For automation, globalisation, financialisation, rent-seeking behaviour, excessive salaries and compensation, stock prices hike via merger and acquisition, investment in non-productive assets and a slump aggregate demand due to depressed wages have all conspired to stall growth in an already highly unequal society like ours.
At some point, inequality comes as an insidious drawback of growth, and not its unintended partner or ally, or out of necessity.
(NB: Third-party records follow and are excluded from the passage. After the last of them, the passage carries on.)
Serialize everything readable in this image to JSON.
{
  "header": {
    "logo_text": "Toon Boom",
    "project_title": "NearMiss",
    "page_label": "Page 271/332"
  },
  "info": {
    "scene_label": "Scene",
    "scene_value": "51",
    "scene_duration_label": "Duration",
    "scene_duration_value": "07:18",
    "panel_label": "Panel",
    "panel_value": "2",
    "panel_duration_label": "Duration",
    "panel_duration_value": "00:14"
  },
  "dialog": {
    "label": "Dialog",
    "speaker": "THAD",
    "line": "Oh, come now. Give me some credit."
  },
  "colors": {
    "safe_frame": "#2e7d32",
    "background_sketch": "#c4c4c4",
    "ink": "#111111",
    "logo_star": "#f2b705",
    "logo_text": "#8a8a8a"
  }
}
And it is surely not about no growth, but what growth, and how to get there, and not about blind growth, at all costs, and hoping that the top can generously share the economic pie with the bottom - history has proven quite otherwise with compliment of our human nature.
In conclusion (in the article), Professor Lim observed that "inequality in Singapore now ranks among the highest of other high-income countries" and even with "many policies recommended to reduce inequality, such as public investments in health and education which reach children from lower socio-economic backgrounds, heavy state investments in public housing and subsidised social services for qualifying populations,...yet inequality remains stubbornly high and social mobility is declining."
She ended with this caution: "This is clearly an issue that merits further examination."
So, let me end too with this tenuous hope: when Ong Ye Kung talks in May about "tackling inequality" as an "unfinished business," which requires "ceaseless striving" to close the income gap, strengthen the middle income core, and increase social mobility and social mix, I hope he will be going beyond the rhetoric to ensure that the majority at the bottom gets to share in the economic feasting at the banquet table of growth, and not wait by the side for the crumbs to fall gratuitously from the top dogs.
Most importantly, I hope he is not barking up the wrong tree. Cheerz.